Une amie dont on avait diagnostiqué l'enfant comme autiste mais qui ne l'est plus (il va à l'école au même niveau que sa classe d'âge et a subi trois tests de développement montrant qu'il ne mérite plus ce diagnostic), a voulu s'embarquer dans une sorte de mission karmique pour aider d'autres enfants. Au bout de longues recherches, elle est tombée sur le cannabis exactement de la même manière que moi. «Cela a des implications spectaculaires pour la communauté des autistes» s'émerveille-t-elle. Nous avons des photos de J. il y a un an, à l'époque où il se labourait le visage avec les ongles. Aucun des experts consultés n'avait la moindre piste sur le moyen de l'en empêcher. Ce petit enfant au visage épouvantablement sanglant et couvert de croûtes nous apparaît dorénavant comme un visiteur venu d'une autre planète. Le J. que nous connaissons n'a pas du tout l'air défoncé. Il a juste l'air d'un petit garçon heureux.
L'expérience doejang
Et le cannabis peut encore nous surprendre. Nous craignions que ses «grignotages» n'aggravent les excès alimentaires de J., réaction à ses crampes d'estomac. En fait, la marijuana semble avoir modulé ces symptômes. Peut-être interprétait-il les douleurs de son estomac comme des signaux de faim. Certes, J. peut encore devenir surexcité s'il aime trop un aliment, et parfois, quand il mange, mon mari et moi quittons la pièce pour réduire au minimum ses distractions. L'autre jour, nous avons osé expérimenter le «doenjang», une soupe de tofu fermenté qu'il adorait quand il était bébé. La dernière fois que nous l'avions tenté, il y a un an, il avait envoyé son bol s'écraser contre le carrelage du mur (oh, cette soupe doenjang puante et son million de manières de tout salir...)
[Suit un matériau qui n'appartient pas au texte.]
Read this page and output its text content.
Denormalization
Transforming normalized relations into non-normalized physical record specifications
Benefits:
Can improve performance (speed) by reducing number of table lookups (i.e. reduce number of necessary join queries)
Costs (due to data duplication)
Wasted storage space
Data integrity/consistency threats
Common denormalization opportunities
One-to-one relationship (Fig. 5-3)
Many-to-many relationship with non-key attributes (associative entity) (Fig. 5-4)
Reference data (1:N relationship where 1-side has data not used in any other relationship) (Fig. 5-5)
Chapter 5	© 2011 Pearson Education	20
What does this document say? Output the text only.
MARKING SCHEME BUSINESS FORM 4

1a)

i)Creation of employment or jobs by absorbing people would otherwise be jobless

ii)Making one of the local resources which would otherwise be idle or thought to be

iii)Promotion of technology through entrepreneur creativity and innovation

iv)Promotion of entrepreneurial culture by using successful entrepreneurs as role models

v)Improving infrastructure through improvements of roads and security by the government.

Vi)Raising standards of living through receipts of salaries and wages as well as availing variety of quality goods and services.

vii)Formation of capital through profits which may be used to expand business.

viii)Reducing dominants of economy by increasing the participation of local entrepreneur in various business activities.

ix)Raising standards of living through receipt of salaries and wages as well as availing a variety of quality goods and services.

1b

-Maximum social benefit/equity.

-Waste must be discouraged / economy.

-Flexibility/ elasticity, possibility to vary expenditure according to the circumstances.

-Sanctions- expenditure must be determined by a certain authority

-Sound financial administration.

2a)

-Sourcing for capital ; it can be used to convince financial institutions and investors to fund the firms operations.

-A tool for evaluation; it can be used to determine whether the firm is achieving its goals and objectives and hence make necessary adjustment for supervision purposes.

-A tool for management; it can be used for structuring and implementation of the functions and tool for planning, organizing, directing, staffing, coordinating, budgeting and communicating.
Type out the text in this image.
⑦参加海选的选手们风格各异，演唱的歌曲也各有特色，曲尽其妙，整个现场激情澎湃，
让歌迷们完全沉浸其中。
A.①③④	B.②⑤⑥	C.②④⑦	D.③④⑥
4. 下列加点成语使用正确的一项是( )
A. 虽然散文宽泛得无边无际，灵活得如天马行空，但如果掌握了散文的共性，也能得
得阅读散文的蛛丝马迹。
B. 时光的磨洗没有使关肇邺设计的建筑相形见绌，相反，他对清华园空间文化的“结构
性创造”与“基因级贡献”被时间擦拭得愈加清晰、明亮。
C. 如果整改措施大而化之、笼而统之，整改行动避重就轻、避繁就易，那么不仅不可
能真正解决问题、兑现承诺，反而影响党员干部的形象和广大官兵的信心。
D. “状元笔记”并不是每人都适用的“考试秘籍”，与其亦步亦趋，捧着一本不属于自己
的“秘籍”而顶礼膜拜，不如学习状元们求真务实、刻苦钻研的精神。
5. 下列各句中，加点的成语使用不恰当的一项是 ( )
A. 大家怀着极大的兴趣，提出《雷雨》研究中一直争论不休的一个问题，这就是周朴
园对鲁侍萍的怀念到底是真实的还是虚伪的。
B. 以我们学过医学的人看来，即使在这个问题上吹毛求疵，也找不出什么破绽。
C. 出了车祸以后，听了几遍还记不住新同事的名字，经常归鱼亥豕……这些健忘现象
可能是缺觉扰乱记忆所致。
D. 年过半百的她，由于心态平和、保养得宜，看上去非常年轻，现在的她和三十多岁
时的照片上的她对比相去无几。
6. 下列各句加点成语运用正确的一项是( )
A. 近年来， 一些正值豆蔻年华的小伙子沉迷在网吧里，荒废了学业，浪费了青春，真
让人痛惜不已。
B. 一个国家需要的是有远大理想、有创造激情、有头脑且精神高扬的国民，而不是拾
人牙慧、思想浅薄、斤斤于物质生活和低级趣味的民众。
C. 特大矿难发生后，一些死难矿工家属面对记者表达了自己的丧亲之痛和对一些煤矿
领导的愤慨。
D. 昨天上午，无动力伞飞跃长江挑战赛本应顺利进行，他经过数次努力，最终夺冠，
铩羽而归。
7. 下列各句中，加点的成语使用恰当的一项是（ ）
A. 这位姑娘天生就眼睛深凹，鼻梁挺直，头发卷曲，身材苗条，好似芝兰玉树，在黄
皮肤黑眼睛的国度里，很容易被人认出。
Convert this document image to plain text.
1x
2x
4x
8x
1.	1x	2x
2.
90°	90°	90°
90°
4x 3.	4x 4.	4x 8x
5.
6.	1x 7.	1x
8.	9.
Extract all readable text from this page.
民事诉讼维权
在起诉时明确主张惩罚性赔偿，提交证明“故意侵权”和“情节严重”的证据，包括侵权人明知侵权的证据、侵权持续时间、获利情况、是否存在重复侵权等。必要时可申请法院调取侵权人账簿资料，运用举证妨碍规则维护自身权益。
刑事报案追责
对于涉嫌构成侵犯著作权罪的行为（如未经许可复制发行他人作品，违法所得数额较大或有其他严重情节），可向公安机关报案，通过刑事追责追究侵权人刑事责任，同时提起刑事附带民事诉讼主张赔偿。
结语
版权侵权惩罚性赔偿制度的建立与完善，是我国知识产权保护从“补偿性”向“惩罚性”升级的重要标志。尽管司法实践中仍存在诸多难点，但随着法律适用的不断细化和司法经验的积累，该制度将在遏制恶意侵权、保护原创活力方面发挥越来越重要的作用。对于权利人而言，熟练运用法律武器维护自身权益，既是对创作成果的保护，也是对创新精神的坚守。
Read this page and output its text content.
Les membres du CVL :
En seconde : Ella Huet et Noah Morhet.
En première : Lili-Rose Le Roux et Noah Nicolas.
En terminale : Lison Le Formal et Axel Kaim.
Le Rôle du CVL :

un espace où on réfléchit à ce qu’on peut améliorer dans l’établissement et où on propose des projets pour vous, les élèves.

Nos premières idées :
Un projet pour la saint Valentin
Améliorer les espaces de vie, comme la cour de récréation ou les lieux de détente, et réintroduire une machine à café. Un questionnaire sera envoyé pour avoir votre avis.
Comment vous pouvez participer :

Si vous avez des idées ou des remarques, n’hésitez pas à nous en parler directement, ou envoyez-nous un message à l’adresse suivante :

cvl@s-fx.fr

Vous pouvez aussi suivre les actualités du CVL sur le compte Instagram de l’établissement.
Nous avons laissé J. tout seul dans la cuisine devant son bol fumant et nous sommes allés dans la pièce d'à côté. Nous avons attendu. Nous avons entendu le choc de la cuillère contre le bol. Des shlurps satisfaits. Puis un bruit étrange que nous n'arrivions pas à identifier: chkka chkka chkkka bsssshhht doinnng! Nous sommes revenus dans la cuisine, prêts à voir les murs repeints au doenjang. Tout était propre. Le bol et la cuillère avaient disparu.
J. avait mis sa vaisselle dans l'évier, l'avait rincée et rangée dans le lave-vaisselle -ce que nous ne lui avions jamais appris à faire, bien qu'il avait dû nous voir le faire un million de fois. En quatre mois, cet enfant qui ne savait pas s'alimenter seul était devenu capable de se nourrir et de débarrasser la table. Ce bol, pas parfaitement rincé mais presque, a été l'une des visions les plus douces de ma vie de mère. Et j'espère bien qu'il y en aura d'autres.